Escambia: One of the county’s most popular summer programs is the Central Gulf Coast Children’s Defense Fund Freedom School in Pensacola, which offers a six-week session with intensive reading instruction. Thirty students who were reading below grade level were selected for the program. Pensacola News Journal.

Leon: Enrollment for the Leon County Virtual School has been reopened, with a deadline of Sept. 15. The announcement was made after the Florida Virtual School extended registration until Aug. 13 for K-8 students. WCTV. Tallahassee Democrat.

Santa Rosa: Officials with the school district and sheriff’s office have resisted using guardians in schools, opting to have a sworn law enforcement officer in every school. But there’s increasing pressure from the community to add guardians, who are armed individuals but not sworn officers. Guardians can be teachers, administrators or others hired to help guard schools. Guardians have less training than officers, and cannot make arrests or intervene in fights. Forty-three of Florida’s 67 counties have a guardians program, and 38 — including Santa Rosa — use only school resource officers. Pensacola News Journal.

Martin: School officials are holding a job fair Wednesday, where they hope to fill most of the district’s 168 open positions. Fifty of those jobs are for teachers, and other open positions include bus drivers, food service workers and paraprofessionals. “We want all of our students to have a classroom teacher that is in the classroom on the first day of school. That’s always a goal each and every year,” said district spokeswoman Jennifer DeShazo. WPTV.

Jackson: Coronavirus cases are on the rise in the county, but school officials said they are sticking with their decision to emphasize in-person learning when schools reopen. “We’ve already been through it one time, with the online and homeschooling or whatever,” said Superintendent Steve Benton. “We know what has to be done if it comes down to it.” WMBB.

Colleges and universities: Just two years after accepting the presidency of the University of South Florida, Steve Currall has announced he’s stepping down Aug. 2. “The intensity of the past two years has put a strain on my health and my family,” Currall, 62, said in a message to faculty, staff, students and alumni. “Therefore, after thoughtful reflection, I have decided to retire from the USF presidency to ensure that I preserve my health, as well as to spend more time with my wife, Cheyenne, and my 91-year-old father.” Provost Ralph Wilcox will be the acting president until the board of trustees can vote on an interim president. Tampa Bay Times. Bay News 9. WUSF. John Delaney, the former president of the University of North Florida, has been named the interim president at Flagler College while the school conducts a national search for a permanent successor to the retiring Joseph Joyner. St. Augustine Record. Colleges in Manatee and Sarasota counties are relaxing their COVID precautions for the fall semester. Students won’t have to wear masks or get vaccinated. Sarasota Herald-Tribune.

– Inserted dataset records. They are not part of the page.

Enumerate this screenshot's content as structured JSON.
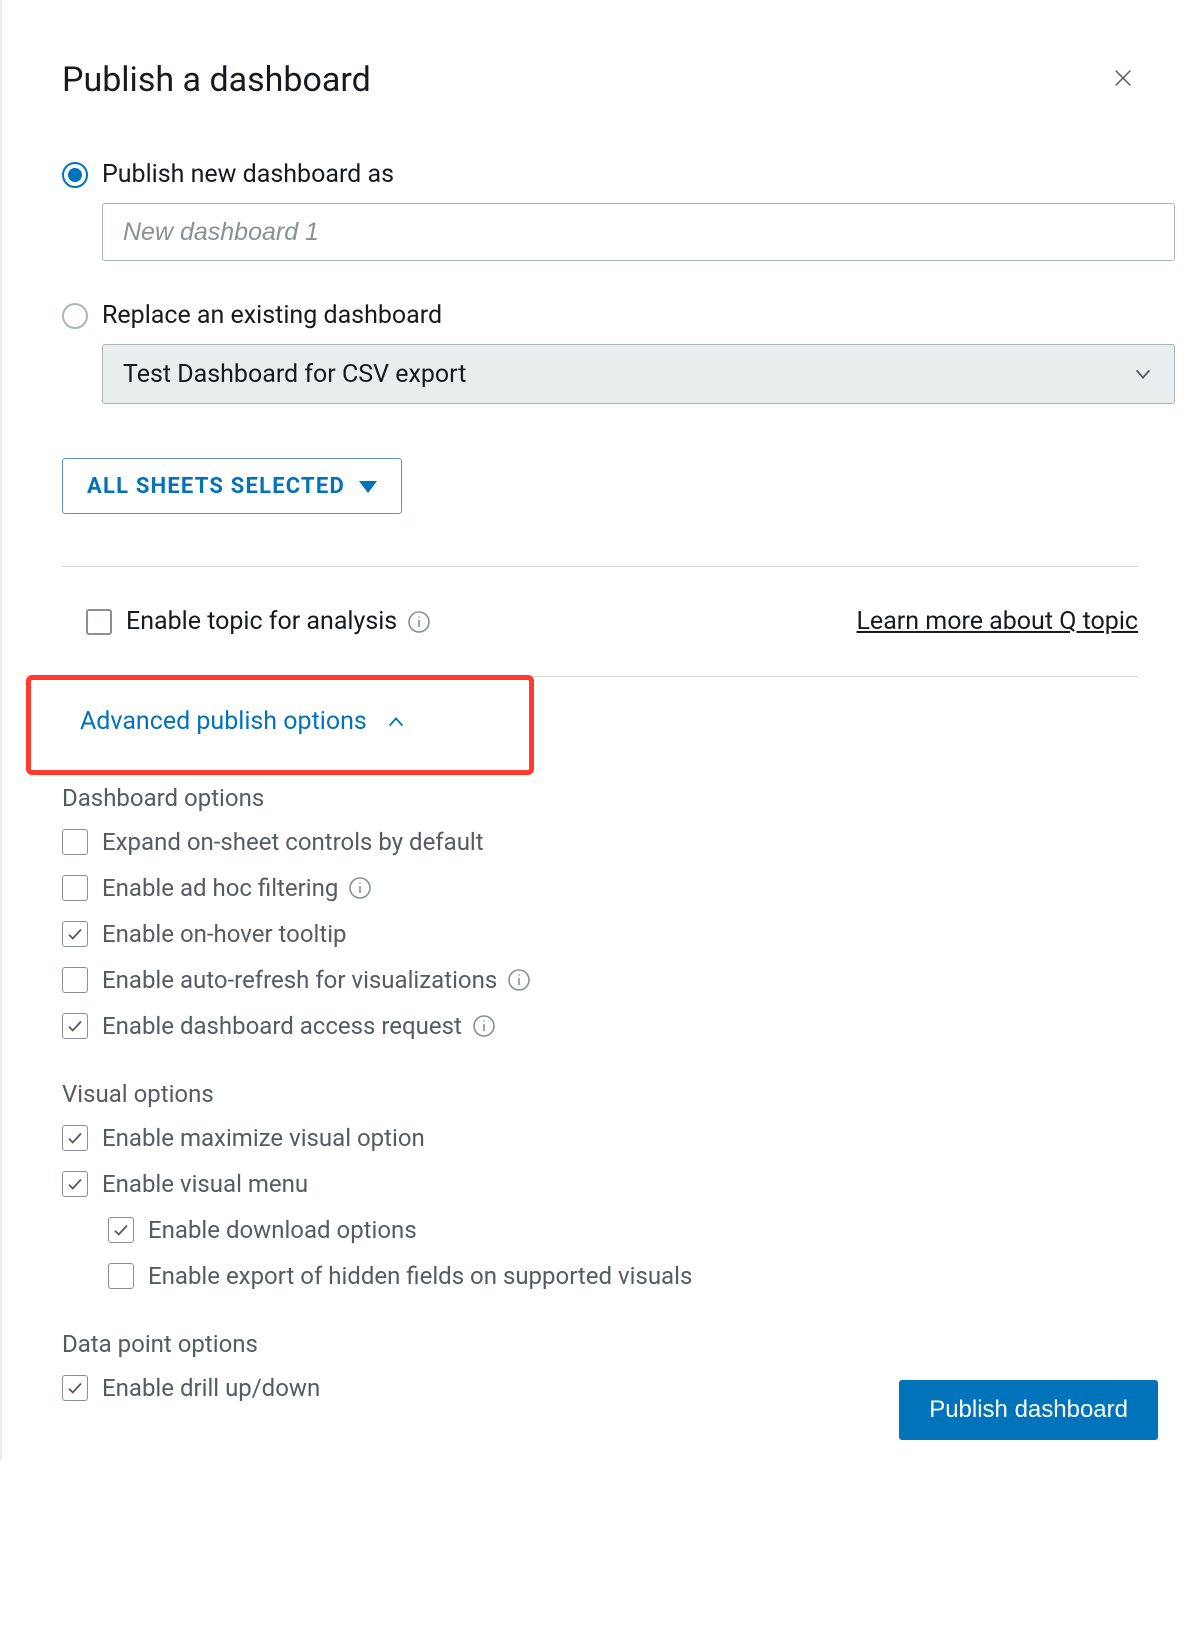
{
  "modal": {
    "title": "Publish a dashboard"
  },
  "publish_new": {
    "label": "Publish new dashboard as",
    "placeholder": "New dashboard 1",
    "selected": true
  },
  "replace_existing": {
    "label": "Replace an existing dashboard",
    "value": "Test Dashboard for CSV export",
    "selected": false
  },
  "sheets_button": "ALL SHEETS SELECTED",
  "topic": {
    "enable_label": "Enable topic for analysis",
    "learn_more": "Learn more about Q topic"
  },
  "advanced_toggle": "Advanced publish options",
  "sections": {
    "dashboard_options": {
      "heading": "Dashboard options",
      "items": [
        {
          "label": "Expand on-sheet controls by default",
          "checked": false,
          "info": false
        },
        {
          "label": "Enable ad hoc filtering",
          "checked": false,
          "info": true
        },
        {
          "label": "Enable on-hover tooltip",
          "checked": true,
          "info": false
        },
        {
          "label": "Enable auto-refresh for visualizations",
          "checked": false,
          "info": true
        },
        {
          "label": "Enable dashboard access request",
          "checked": true,
          "info": true
        }
      ]
    },
    "visual_options": {
      "heading": "Visual options",
      "items": [
        {
          "label": "Enable maximize visual option",
          "checked": true
        },
        {
          "label": "Enable visual menu",
          "checked": true
        }
      ],
      "sub_items": [
        {
          "label": "Enable download options",
          "checked": true
        },
        {
          "label": "Enable export of hidden fields on supported visuals",
          "checked": false
        }
      ]
    },
    "data_point_options": {
      "heading": "Data point options",
      "items": [
        {
          "label": "Enable drill up/down",
          "checked": true
        }
      ]
    }
  },
  "publish_button": "Publish dashboard"
}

Senate president on education: Senate President Wilton Simpson, R-Trilby, talks about the past legislative session, including bolstering career education. “If you’re going to break generational poverty in this state, you’re going to do it because you’ve got the right K-12 system. … We are funding vocational work opportunities all over the state.” WUSF.

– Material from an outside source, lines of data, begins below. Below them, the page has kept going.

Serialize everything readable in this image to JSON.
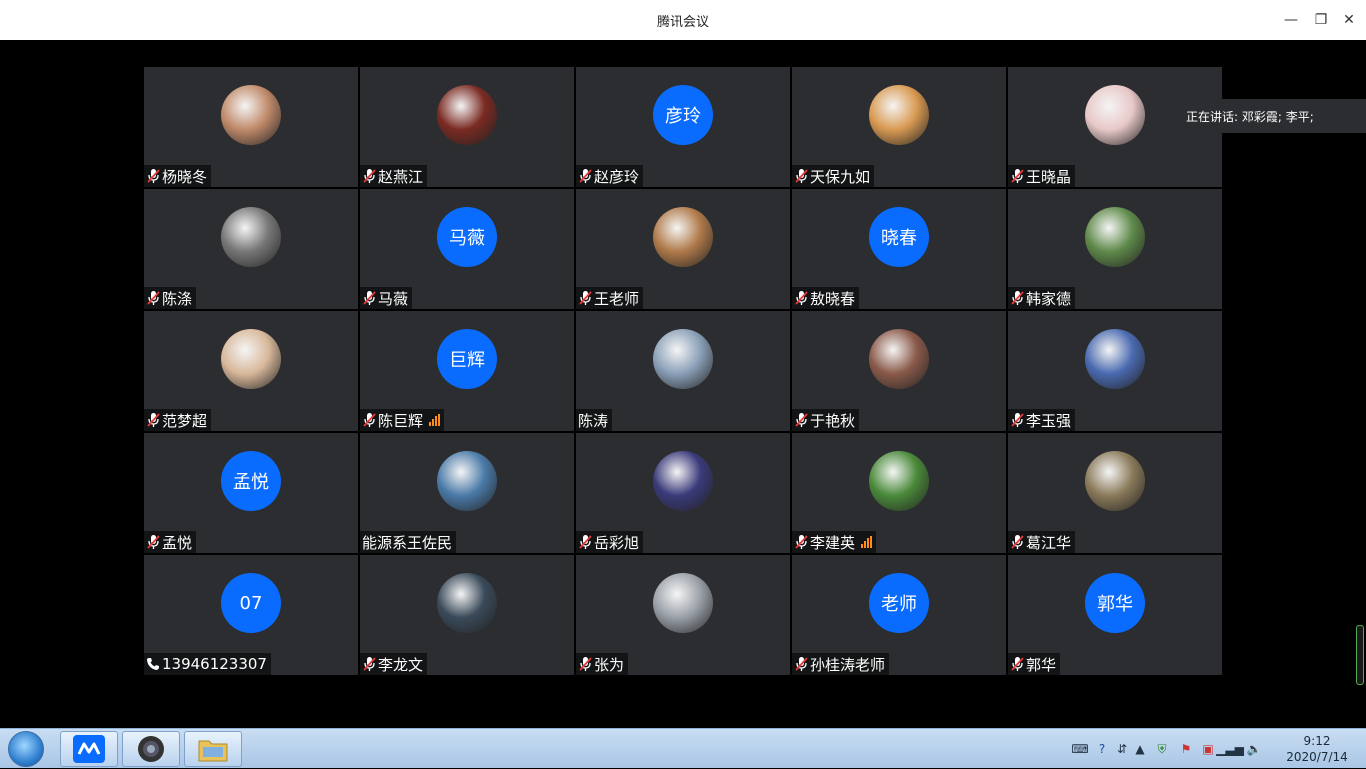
{
  "window": {
    "title": "腾讯会议",
    "minimize": "—",
    "restore": "❐",
    "close": "✕"
  },
  "speaking": {
    "text": "正在讲话: 邓彩霞; 李平;"
  },
  "participants": [
    {
      "name": "杨晓冬",
      "avatar": "photo",
      "muted": true,
      "color": "#c08a6a"
    },
    {
      "name": "赵燕江",
      "avatar": "photo",
      "muted": true,
      "color": "#7a2a22"
    },
    {
      "name": "赵彦玲",
      "avatar_text": "彦玲",
      "muted": true
    },
    {
      "name": "天保九如",
      "avatar": "photo",
      "muted": true,
      "color": "#d99a52"
    },
    {
      "name": "王晓晶",
      "avatar": "photo",
      "muted": true,
      "color": "#e8c8c8"
    },
    {
      "name": "陈涤",
      "avatar": "photo",
      "muted": true,
      "color": "#777777"
    },
    {
      "name": "马薇",
      "avatar_text": "马薇",
      "muted": true
    },
    {
      "name": "王老师",
      "avatar": "photo",
      "muted": true,
      "color": "#b07a4a"
    },
    {
      "name": "敖晓春",
      "avatar_text": "晓春",
      "muted": true
    },
    {
      "name": "韩家德",
      "avatar": "photo",
      "muted": true,
      "color": "#5f8a4a"
    },
    {
      "name": "范梦超",
      "avatar": "photo",
      "muted": true,
      "color": "#d8b89a"
    },
    {
      "name": "陈巨辉",
      "avatar_text": "巨辉",
      "muted": true,
      "signal": true
    },
    {
      "name": "陈涛",
      "avatar": "photo",
      "muted": false,
      "color": "#8aa0b8"
    },
    {
      "name": "于艳秋",
      "avatar": "photo",
      "muted": true,
      "color": "#8a5a4a"
    },
    {
      "name": "李玉强",
      "avatar": "photo",
      "muted": true,
      "color": "#4a6ab0"
    },
    {
      "name": "孟悦",
      "avatar_text": "孟悦",
      "muted": true
    },
    {
      "name": "能源系王佐民",
      "avatar": "photo",
      "muted": false,
      "color": "#4a7aa8"
    },
    {
      "name": "岳彩旭",
      "avatar": "photo",
      "muted": true,
      "color": "#3a3a7a"
    },
    {
      "name": "李建英",
      "avatar": "photo",
      "muted": true,
      "signal": true,
      "color": "#4a8a3a"
    },
    {
      "name": "葛江华",
      "avatar": "photo",
      "muted": true,
      "color": "#8a7a5a"
    },
    {
      "name": "13946123307",
      "avatar_text": "07",
      "phone": true
    },
    {
      "name": "李龙文",
      "avatar": "photo",
      "muted": true,
      "color": "#3a4a5a"
    },
    {
      "name": "张为",
      "avatar": "photo",
      "muted": true,
      "color": "#9aa0a8"
    },
    {
      "name": "孙桂涛老师",
      "avatar_text": "老师",
      "muted": true
    },
    {
      "name": "郭华",
      "avatar_text": "郭华",
      "muted": true
    }
  ],
  "taskbar": {
    "apps": [
      "tencent-meeting",
      "camera",
      "file-explorer"
    ],
    "clock_time": "9:12",
    "clock_date": "2020/7/14"
  },
  "colors": {
    "tile_bg": "#2c2d30",
    "avatar_blue": "#0a6cff",
    "mic_red": "#e23b3b"
  }
}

Around the nation: Arianne Craig Jolla, who quit her job as a public school teacher in frustration because she was expected to “teach to the test,” decided to start her own school. So HYPE (Helping Young People Excel) Academy was born as a place where students set their own learning goals for each day and spend part of each day talking about current events. Project Forever Free.

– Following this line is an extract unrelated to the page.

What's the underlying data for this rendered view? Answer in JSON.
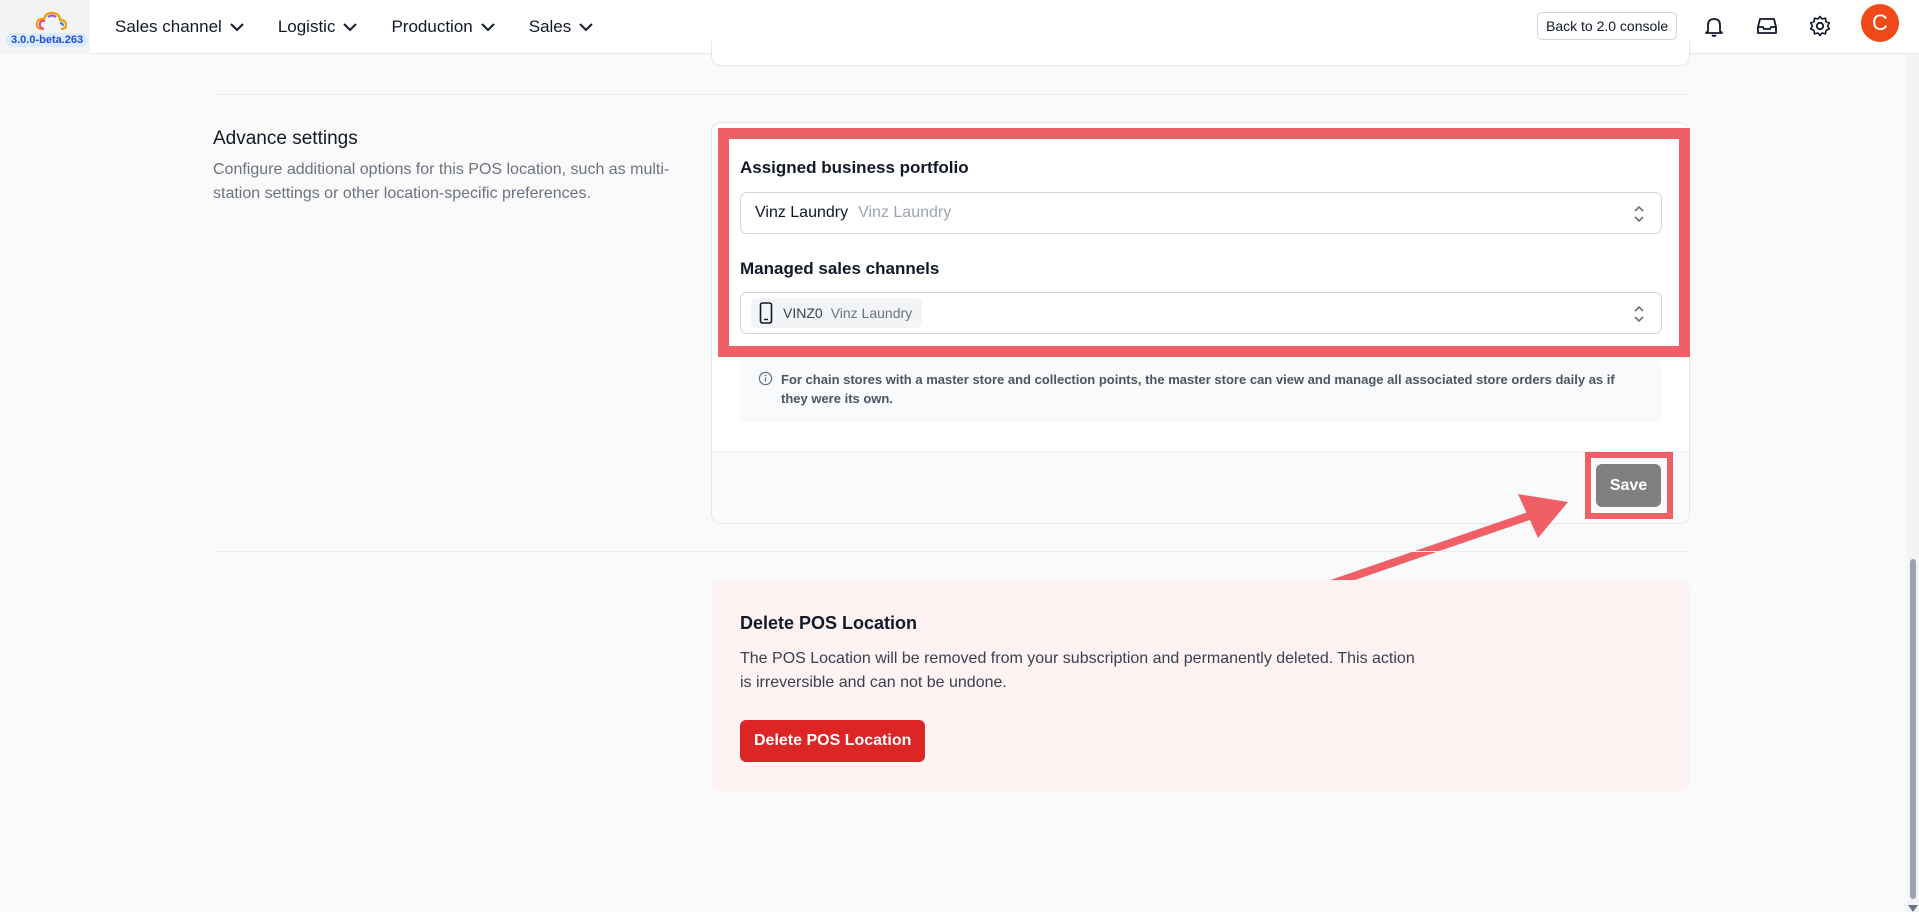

Opinions on schools: The reason why a teachers union president would abandon her usual buzz phrases in favor of language consistently used by the school choice movement is clear: teachers union reputation is at an all-time low after a year of terrible decisions, and the entire country wants choice right now. Nathan Cunneen, redefinED. The 2020s were always going to be a challenging decade for American K-12, and the chaotic opening to the decade should not overly distract us from understanding the bigger picture issues. Matthew Ladner, redefinED.